Growing up in the game through the junior ranks all the way to some professional tours, Mason Carmel has experienced a lot of different types of golf tournaments in his lifetime.
He’s seen what players like and what would help younger golfers going forward, and now he’s a driving force behind a one-of-a-kind junior event that will have its second edition played in the area next weekend.
A former college golfer who took his shot as a professional golfer before injuries ended that endeavor, the 27-year-old Carmel has found his calling in the sport.
“About a year and a half ago, two years ago, I said, ‘I want to put on a junior golf tournament, and I’m going to take all my experiences from junior to college to professional ranks and get together with some of my good friends on tour now to put together a tournament that is ran differently and challenges the players,’” he said.
His vision created the Elite Invitational, a tournament that brings in many of the top boys and girls junior golfers across the country to compete in a three-day tournament that also raises funds for a charity. This year, the event comes to Longleaf Golf and Family Club, with the money raised being put toward the Veterans Golf Association in Pinehurst.
Play will be held next Friday, Saturday and Sunday at Longleaf.
Carmel said the charitable aspect of the event is a way to introduce the budding golfers to the mindset that many professionals have.
“Everything that we raise for this tournament we donate back on behalf of the players,” Carmel said. “At the professional level, all these guys and girls have charities.
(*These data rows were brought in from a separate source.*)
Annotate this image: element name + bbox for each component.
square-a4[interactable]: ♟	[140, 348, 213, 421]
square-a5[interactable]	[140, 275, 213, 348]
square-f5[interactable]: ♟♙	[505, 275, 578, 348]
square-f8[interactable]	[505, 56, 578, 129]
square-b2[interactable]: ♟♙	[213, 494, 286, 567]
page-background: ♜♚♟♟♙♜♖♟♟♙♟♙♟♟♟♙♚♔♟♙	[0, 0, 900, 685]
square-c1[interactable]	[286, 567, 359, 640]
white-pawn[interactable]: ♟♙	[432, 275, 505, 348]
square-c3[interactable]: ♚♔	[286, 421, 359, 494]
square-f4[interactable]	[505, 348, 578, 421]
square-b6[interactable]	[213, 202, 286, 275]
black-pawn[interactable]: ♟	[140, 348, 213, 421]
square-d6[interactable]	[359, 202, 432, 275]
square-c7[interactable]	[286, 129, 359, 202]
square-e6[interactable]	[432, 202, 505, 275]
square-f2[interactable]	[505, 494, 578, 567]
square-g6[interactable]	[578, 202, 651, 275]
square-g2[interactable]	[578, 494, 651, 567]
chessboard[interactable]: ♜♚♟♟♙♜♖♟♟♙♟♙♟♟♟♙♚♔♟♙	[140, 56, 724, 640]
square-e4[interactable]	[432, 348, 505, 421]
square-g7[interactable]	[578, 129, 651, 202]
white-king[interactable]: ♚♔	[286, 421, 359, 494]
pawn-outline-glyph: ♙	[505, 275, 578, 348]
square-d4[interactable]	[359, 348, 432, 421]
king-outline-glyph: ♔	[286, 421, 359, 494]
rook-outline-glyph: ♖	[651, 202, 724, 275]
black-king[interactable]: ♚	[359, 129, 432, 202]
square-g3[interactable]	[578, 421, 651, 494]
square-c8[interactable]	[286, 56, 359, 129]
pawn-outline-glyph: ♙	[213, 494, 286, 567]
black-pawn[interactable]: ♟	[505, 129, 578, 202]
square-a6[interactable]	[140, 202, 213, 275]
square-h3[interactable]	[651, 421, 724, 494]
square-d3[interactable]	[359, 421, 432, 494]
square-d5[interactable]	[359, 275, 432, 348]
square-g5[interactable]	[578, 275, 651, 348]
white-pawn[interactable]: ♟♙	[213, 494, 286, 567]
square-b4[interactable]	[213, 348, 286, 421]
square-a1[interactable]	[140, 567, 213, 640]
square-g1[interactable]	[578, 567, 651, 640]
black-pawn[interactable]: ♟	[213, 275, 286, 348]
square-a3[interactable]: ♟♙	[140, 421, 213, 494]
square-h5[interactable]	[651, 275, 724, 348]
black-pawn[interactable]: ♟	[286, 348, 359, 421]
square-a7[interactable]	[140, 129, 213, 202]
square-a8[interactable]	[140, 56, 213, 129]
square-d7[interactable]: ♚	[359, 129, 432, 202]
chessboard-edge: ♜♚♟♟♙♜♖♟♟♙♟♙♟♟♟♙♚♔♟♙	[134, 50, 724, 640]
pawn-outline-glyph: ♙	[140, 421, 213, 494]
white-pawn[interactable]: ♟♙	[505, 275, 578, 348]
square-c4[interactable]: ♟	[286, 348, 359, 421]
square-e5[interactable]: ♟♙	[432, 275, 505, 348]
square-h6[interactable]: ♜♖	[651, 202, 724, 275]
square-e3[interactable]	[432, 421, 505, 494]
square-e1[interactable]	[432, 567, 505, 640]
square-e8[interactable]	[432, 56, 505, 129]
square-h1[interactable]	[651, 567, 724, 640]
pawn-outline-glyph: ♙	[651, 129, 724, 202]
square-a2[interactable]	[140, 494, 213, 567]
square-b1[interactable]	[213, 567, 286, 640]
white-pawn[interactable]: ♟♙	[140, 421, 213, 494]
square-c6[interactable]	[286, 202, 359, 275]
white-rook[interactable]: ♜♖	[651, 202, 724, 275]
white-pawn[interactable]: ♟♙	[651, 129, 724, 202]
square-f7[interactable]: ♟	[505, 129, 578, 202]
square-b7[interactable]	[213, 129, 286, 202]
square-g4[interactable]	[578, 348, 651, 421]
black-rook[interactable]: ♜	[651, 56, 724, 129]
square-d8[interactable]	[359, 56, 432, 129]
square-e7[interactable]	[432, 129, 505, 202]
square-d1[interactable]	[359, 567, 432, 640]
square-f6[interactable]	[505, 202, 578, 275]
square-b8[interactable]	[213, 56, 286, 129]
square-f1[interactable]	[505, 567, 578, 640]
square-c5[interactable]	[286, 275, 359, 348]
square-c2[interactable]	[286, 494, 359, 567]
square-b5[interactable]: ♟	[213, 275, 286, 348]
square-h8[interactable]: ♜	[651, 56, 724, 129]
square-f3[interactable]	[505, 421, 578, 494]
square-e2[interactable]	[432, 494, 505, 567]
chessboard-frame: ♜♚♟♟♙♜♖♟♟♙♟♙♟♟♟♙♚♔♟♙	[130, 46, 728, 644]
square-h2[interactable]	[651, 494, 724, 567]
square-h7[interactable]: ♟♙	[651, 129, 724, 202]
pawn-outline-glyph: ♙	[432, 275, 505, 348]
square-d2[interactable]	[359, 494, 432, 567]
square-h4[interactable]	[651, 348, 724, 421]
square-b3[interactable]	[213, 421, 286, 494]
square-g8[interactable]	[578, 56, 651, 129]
Whether they are the top player or ranked 100 in the world, they all have some charity of foundation they give back to on a week-to-week basis.”
The field of 110 golfers were handpicked by Carmel, and a majority of the field will go on to play in college. Last year, the Elite Invitational brought out more than 40 future college players to the first playing of the tournament in Hilton Head, South Carolina. This year, 39 golfers coming to Longleaf have already committed to NCAA Division-I schools.
“We drew one of the strongest fields in the country in our first year, and we have one of the strongest fields in the country again this year that will be playing in Pinehurst,” Carmel said.
Unlike many amateur events these players compete in yearly, the Elite Invitational provides a challenge on the course that rivals the depth of the field. Also unlike those larger tournament organizers, Carmel and a small handful of close volunteers are doing all the work to make the invitational move smoothly.
“We come out with a layout that’s going to challenge the players. Every hole going into the tournament week, we’re going to have five different pin positions,” Carmel said. “Last year, five or six (paces) off the side was the farthest (into the greens the pins) got.
“It’s not something they can walk in and just bomb drivers and think they can just flip wedges or short iron into the greens. They’re going to have to be accurate and they’re going to have to think their way around the golf course. That’s what it takes at the next level.”
Carmel said that his fiancee, former college golfer Anna Eddy, and his mother, have helped with the organization of the event that tees off with a player banquet Thursday night.
Carmel said he wanted to spark something new with junior golf, and the tournament welcomes a large number of the future of golf to the area with a tour-like feel.
“We’re the first to do it and we do it differently,” Carmel said. “I rope off every tee box and I bring out the first tee signs and have the big LED scoreboard for all of them.”